By the time everyone had settled down properly and were sound asleep tucked up on the gymnasium floor in their sleeping bags I just couldn't relax. I hated not knowing if she was mad at me, or hurt over what I had done. I hated not knowing if our friendship was over because I wasn't brave enough to admit my feelings to her. I hated myself for being so fucking damaged.

I couldn't take it anymore. I pulled out my phone and searched for her name in my messages then I typed an ice breaker.

Put your phone on silent.

The idea was for it to go off loud and wake the sleeping bodies around her and when I hit the send button my heart raced as I waited for the text tone to echo around the room. No sound came but a blue light reflected on the ceiling from across the hall and I think my heart pummeled even worse because she moved, putting the phone under cover which meant she was awake.

It is. X

A kiss. That's a good sign. I wish it was a real kiss.

Gutted your phone was on silent. I wanted the text tone to go off and wake everyone up.

I typed in a kiss back but I deleted it before I hit send. That's how messed up I am, I can't even bring myself to type a stupid X at the end of a text, how was I going to admit my feelings for her?

You're sick. X

I didn't want to do this over text message. I wanted to talk to her, see her face and her reaction to the words I said. I wanted to feel her close to me.

Everyone's asleep, even the chaperones. Follow me out in five minutes. Bring your sleeping bag.

I crept out of the gym making as little noise as possible and headed to the soccer field knowing it was a pleasantly warm night and we could talk freely out there. I pulled off my hoodie and lay my sleeping bag out flat on the lawn, it didn't take long before Olivia joined me. I handed her the hoodie and she looked at me strangely but when her pyjamas are extremely thin with barely any strap how can she question why I would offer her my hoodie.
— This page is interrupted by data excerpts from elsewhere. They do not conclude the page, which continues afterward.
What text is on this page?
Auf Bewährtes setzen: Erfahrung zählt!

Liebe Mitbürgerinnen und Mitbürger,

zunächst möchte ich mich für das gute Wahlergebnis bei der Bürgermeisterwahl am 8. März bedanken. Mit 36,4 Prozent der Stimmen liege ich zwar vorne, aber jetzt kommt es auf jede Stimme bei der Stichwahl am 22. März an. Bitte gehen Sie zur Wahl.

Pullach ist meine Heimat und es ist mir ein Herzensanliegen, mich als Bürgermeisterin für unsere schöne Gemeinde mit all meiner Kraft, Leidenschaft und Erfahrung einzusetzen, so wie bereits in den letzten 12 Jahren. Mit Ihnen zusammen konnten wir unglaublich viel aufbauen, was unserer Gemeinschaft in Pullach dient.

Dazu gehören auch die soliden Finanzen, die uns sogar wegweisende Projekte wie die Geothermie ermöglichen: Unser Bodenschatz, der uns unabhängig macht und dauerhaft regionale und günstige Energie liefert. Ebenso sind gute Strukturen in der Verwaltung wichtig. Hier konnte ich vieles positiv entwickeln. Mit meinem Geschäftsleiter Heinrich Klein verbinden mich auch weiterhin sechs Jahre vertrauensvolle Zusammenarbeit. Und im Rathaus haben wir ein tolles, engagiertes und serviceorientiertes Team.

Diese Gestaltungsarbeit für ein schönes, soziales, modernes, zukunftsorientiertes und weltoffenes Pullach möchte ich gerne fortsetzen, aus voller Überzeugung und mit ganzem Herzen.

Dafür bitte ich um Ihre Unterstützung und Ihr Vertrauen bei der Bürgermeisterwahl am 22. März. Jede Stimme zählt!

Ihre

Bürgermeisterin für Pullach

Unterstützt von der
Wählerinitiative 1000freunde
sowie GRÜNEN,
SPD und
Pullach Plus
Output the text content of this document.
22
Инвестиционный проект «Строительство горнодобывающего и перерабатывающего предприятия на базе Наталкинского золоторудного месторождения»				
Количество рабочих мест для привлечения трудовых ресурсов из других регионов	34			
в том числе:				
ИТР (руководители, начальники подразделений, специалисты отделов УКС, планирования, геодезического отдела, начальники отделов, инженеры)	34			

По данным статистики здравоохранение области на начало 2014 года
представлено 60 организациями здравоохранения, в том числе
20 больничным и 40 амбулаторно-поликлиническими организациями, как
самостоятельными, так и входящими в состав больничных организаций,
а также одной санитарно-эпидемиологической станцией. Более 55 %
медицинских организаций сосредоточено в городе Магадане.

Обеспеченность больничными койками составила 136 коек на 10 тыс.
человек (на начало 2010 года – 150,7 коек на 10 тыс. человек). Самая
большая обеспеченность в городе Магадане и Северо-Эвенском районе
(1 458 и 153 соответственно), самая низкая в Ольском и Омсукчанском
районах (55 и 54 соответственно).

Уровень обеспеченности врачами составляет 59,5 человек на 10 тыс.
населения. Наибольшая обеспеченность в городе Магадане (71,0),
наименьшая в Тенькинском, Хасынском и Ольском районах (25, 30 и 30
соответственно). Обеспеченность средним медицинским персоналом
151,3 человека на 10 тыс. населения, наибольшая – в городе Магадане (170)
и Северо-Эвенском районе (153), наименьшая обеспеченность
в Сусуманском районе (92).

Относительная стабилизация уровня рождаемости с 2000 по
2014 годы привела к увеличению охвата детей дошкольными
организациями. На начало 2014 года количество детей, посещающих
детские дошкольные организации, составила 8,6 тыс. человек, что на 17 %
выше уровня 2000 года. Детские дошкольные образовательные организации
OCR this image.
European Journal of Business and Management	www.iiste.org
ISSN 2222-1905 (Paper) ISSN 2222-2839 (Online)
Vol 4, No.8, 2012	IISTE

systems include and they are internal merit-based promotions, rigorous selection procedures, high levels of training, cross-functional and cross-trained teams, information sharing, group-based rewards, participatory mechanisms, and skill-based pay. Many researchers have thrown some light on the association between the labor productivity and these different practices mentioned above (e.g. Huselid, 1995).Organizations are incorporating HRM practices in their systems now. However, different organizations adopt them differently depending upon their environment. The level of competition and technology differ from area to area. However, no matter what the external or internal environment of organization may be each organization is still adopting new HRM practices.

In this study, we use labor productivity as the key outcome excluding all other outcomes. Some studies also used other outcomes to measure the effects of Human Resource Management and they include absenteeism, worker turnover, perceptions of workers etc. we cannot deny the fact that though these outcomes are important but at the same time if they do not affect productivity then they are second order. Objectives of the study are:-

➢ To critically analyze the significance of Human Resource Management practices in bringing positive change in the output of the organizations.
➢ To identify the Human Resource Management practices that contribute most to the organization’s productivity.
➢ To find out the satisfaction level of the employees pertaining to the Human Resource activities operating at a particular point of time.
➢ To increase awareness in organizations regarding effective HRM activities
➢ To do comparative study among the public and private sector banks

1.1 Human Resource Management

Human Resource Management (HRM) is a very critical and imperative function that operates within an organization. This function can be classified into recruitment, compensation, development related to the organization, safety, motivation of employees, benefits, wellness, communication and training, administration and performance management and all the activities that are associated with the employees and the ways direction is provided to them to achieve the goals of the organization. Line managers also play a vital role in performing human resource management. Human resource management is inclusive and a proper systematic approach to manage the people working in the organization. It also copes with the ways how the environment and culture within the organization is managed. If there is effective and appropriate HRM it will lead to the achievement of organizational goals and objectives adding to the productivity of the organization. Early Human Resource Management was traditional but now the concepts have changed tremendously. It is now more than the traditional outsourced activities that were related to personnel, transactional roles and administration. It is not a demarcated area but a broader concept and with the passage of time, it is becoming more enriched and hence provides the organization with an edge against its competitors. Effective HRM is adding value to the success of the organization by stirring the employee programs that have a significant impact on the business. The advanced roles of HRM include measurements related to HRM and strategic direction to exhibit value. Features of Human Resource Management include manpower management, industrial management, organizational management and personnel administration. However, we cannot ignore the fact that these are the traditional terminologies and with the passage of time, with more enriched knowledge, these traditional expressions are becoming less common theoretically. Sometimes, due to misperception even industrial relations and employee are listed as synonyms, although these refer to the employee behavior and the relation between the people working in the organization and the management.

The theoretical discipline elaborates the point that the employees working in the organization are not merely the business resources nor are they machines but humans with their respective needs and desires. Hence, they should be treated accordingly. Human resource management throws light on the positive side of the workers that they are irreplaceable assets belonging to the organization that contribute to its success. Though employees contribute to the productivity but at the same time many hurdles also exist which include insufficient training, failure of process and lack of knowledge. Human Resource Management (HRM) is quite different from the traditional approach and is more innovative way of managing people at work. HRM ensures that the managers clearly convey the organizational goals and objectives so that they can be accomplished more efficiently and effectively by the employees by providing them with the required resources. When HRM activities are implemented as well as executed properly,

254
She slipped it on over her head and then pulled the neckline up over her nose and sniffed in the scent really deeply, closing her eyes as she inhaled. I watched her in amazement, thinking to myself that this wasn't normal behaviour but then again I wash myself so many times, scrubbing my body raw to get rid of my bad thoughts. It's no wonder my clothes smell strongly.

Like she realized what she had just done she dropped the hoodie like it was a ball of fire in her hands and glanced up at me looking mortified.

"Did you just smell that?"

She blushed really strongly. "I was checking to see if it was clean ... it is." she replied.

After that big inhale it better be clean or she would of been knocked unconscious.

"You're so weird."

I lay down on my sleeping bag and patted the space next to me for her to join, I then used her sleeping bag to cover us. We lay in the middle of the soccer pitch, lit up by flood lights that pointed directly to our spot.

Here we go Liam.

I turned to face her, slipping my hands under my head for pillows and watching as she did the same, putting our faces merely inches apart. I could feel the small gust of air on my face as she breathed silently through her nose. My whole mouth felt numb, like the words I urged to escape were heavy and hard but I pushed through determine to not be a coward anymore.